From a technical standpoint, this is constraint-solving at scale. The "constraints" are: these symptoms, this genetic profile, this family history, this test result. The model had to navigate a possibility space that's essentially infinite, then surface the most probable diagnosis. That's not trivial.
The Gap Between "Possible" and "Real"
Here's what I keep coming back to: the fact that this works in a lab is one thing. Actually deploying this into a hospital system is something else entirely.
I've built systems that integrate with other systems. I know the friction. You're not just adding an AI tool to a workflow—you're asking doctors to trust a recommendation from something they can't fully audit. You're changing liability structures. You're dealing with regulatory bodies that move at glacial speeds. You're training staff. You're handling edge cases that didn't show up in your training data.
The article mentions 18 new diagnoses, which is significant. But I want to know: what's the false positive rate? What happens when the model is confident but wrong? How do you build a system where doctors can actually use this, rather than either ignoring it or over-relying on it?
These aren't technical questions—they're product questions. And honestly, product questions are harder than technical ones.
Why This Matters Beyond Medicine
What strikes me is that this is one of the few AI applications I've read about that genuinely feels aligned with human expertise rather than trying to replace it. The model isn't diagnosing alone. It's surfacing possibilities for human doctors to evaluate.

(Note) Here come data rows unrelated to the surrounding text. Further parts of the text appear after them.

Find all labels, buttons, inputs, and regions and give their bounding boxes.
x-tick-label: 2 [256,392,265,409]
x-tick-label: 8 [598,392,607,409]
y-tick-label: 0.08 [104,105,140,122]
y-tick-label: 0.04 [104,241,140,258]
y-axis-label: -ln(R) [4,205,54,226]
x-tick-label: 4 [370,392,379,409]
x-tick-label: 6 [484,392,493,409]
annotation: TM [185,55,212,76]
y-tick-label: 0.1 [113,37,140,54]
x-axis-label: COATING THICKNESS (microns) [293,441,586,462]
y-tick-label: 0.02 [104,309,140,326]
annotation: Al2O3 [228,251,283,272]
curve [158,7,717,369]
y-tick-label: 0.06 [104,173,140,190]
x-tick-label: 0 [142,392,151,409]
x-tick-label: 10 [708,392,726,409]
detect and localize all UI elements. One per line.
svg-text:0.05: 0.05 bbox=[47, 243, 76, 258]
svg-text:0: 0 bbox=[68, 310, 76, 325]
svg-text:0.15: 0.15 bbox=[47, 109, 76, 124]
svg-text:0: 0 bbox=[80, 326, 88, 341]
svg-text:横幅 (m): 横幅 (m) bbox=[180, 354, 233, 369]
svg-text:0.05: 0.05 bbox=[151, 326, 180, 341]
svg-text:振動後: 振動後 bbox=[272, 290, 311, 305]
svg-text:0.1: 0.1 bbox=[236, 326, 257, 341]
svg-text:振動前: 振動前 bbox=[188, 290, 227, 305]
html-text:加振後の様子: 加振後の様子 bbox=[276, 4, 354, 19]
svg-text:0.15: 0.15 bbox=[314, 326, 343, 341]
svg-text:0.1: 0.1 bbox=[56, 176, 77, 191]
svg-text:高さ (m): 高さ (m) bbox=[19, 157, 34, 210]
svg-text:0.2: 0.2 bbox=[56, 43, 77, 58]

That's the use case I actually believe in. Not AI that takes over, but AI that works alongside human judgment—especially in high-stakes domains. In my own work, I've seen too many projects where AI gets bolted on as a feature because it's trendy, not because it actually solves a real problem for the user.
This is different. This is solving a real, painful problem. Parents getting answers. Kids getting treatment.
The Question I'm Sitting With
Reading this made me think about what I'm optimizing for in my career. I can keep building incrementally better tools for people who don't really need them. Or I can think harder about where my skills could actually address genuine constraints in the world.
I don't have medical training, so I probably won't be building medical AI. But the pattern here—finding where human expertise is bottlenecked, where experience isn't enough, where reasoning at scale could help—that's a pattern I can apply anywhere.
What problem in your field feels like it should be solvable but consistently stumps even experienced people? That might be the place where AI as a reasoning tool actually matters.